For all its undeniable weight, On the Water is not a sullen concept album. Every track on the record works both as a contribution to the whole and as a stand-alone pleasure, evident in the insistent throbs, addictive melodies, and stirring vocals of tracks like "Close to None," "Balance," and first single "Before the Bridge."
Make no mistake, On the Water is a record that aims to both break your heart and heal your wounds.
Kishi Bashi
Kishi Bashi
A lush array of looping and vocal/violin gymnastics... Kishi Bashi's debut full-length, 151a, is a bright and soaring avant-pop record written primarily on violin - Kishi Bashi's main instrument which has brought him to record and tour with the likes of Regina Spector, Sondre Lerche, Alexi Murdoch, of Montreal and more.

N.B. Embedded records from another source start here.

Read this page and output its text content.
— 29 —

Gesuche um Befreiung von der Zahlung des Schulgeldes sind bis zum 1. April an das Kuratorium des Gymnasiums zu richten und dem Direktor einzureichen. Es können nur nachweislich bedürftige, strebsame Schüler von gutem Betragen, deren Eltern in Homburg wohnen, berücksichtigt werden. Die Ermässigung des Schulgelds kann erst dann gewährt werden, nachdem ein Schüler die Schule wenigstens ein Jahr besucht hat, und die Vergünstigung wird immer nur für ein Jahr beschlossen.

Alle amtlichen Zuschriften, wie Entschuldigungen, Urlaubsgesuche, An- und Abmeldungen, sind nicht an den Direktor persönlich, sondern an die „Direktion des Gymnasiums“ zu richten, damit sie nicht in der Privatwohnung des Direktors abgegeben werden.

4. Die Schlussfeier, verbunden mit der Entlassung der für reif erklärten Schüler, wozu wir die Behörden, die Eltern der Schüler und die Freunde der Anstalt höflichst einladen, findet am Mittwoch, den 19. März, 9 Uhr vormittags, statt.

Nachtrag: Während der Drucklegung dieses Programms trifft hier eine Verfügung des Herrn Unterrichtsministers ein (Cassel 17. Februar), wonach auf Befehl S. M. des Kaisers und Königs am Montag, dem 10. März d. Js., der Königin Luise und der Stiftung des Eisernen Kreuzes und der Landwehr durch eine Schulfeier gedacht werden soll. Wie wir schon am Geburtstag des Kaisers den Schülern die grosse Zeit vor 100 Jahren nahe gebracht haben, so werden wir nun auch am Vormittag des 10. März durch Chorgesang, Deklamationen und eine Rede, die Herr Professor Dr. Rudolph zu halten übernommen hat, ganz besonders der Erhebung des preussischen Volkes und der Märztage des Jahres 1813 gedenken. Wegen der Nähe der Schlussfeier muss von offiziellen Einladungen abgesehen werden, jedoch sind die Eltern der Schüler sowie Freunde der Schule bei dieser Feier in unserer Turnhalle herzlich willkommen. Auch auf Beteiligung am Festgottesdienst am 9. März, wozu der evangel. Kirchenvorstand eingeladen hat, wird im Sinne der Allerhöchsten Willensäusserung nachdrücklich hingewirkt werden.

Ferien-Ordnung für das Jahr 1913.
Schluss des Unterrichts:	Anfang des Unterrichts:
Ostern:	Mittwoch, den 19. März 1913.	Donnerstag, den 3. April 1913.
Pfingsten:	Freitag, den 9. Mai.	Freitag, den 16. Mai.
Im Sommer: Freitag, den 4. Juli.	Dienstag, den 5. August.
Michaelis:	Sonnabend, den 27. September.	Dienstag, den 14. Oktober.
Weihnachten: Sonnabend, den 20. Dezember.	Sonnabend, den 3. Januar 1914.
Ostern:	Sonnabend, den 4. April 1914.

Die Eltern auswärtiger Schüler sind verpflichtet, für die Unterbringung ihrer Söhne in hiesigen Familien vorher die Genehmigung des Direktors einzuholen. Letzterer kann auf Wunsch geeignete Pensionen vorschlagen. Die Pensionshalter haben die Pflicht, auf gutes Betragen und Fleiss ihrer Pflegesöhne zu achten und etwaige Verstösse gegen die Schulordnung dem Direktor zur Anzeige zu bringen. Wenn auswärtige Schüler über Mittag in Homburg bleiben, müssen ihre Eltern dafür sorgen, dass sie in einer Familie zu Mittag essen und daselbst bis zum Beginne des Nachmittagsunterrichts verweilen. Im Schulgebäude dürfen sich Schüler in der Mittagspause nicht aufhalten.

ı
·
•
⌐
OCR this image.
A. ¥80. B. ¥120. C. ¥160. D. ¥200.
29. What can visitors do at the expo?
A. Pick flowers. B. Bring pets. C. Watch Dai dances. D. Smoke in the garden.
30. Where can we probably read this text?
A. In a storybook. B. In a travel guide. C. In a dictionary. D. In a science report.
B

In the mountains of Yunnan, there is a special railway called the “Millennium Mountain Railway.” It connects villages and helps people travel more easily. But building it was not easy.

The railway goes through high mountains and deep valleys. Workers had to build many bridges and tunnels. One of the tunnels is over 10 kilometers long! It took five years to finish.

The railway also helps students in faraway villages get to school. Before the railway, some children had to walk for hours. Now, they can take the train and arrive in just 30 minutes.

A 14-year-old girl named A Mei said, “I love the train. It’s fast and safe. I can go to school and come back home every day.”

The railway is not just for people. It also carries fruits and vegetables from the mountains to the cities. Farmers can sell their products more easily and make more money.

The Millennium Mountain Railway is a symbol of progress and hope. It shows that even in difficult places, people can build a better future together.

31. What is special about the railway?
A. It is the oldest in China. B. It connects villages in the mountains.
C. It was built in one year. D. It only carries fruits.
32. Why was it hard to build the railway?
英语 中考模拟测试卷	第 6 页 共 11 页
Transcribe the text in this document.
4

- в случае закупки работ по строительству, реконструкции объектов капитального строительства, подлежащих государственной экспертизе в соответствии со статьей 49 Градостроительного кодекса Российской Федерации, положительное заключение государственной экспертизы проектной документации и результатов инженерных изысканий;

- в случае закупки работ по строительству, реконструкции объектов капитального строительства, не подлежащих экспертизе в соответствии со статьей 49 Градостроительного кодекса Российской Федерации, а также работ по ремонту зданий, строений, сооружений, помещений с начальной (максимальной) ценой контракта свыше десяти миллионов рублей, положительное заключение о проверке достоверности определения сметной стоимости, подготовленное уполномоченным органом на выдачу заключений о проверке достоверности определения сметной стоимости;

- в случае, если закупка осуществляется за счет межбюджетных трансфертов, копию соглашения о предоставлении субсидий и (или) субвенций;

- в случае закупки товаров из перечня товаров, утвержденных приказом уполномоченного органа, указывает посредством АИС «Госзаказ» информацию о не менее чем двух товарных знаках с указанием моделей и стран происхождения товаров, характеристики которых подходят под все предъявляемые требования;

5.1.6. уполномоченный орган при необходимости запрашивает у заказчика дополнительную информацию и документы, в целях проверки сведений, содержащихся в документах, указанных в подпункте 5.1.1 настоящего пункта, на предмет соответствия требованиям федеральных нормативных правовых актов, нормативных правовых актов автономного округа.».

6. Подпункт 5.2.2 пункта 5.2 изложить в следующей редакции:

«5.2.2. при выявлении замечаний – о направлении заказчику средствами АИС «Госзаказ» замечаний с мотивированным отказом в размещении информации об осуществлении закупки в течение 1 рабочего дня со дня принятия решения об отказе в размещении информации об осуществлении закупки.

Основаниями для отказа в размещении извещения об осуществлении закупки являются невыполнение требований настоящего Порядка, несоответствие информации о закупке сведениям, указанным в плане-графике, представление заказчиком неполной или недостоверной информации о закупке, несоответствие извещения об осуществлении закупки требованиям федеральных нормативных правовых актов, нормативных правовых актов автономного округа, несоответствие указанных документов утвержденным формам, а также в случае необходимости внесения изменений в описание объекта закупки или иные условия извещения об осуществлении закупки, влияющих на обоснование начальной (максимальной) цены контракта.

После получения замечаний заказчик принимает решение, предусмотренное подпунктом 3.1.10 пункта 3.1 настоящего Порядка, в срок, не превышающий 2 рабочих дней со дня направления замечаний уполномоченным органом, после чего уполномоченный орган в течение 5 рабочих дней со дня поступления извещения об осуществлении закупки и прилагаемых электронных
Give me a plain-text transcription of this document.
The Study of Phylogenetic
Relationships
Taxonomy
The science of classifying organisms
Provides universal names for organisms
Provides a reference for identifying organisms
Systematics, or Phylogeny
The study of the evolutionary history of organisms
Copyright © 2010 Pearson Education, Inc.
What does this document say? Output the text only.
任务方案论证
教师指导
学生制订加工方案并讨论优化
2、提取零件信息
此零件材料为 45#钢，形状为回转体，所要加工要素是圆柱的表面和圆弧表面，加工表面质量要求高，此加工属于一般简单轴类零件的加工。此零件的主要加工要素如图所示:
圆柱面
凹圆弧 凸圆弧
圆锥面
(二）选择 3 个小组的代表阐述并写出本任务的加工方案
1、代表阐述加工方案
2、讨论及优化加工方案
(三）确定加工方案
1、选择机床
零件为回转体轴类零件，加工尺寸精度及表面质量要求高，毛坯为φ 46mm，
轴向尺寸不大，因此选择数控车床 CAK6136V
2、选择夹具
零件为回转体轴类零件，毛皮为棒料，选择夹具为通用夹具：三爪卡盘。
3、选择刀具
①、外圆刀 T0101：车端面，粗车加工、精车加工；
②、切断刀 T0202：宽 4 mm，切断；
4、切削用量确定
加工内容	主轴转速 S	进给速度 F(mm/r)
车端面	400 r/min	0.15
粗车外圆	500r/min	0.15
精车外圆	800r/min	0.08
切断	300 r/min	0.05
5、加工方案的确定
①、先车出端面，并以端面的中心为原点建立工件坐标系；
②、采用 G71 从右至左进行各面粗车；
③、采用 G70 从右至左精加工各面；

Kishi Bashi collaborated with of Montreal's Kevin Barnes on that band's new album, Paralytic Stalks. This last endeavor he credits with some of his most recent musical growth, acknowledging that Barnes pushed him to new heights of creativity, forcing him to explore a broader use of his primary instrument: the violin. This experimentation affected his loop-based live show and led to him write more of the new record with violin rather than piano or guitar, loosening him from the grip of habit and expanding his palette. Kishi Bashi uses Japanese singing as another of many layers, doing so without any trace of gimmickry, and achieving what, to Western ears, must sound like an expression of the ineffable.

From the deconstructed doo-wop of "Wonder Woman, Wonder Me," a 21st century transmission of Smile-era Brian Wilson to the menacing marriage of Eastern hues and Western operatics in "Beat the Bright out of Me," this album is a mediation between opposing drives, offering possible reconciliation but never promising it. Kishi Bashi played and produced 151a entirely himself.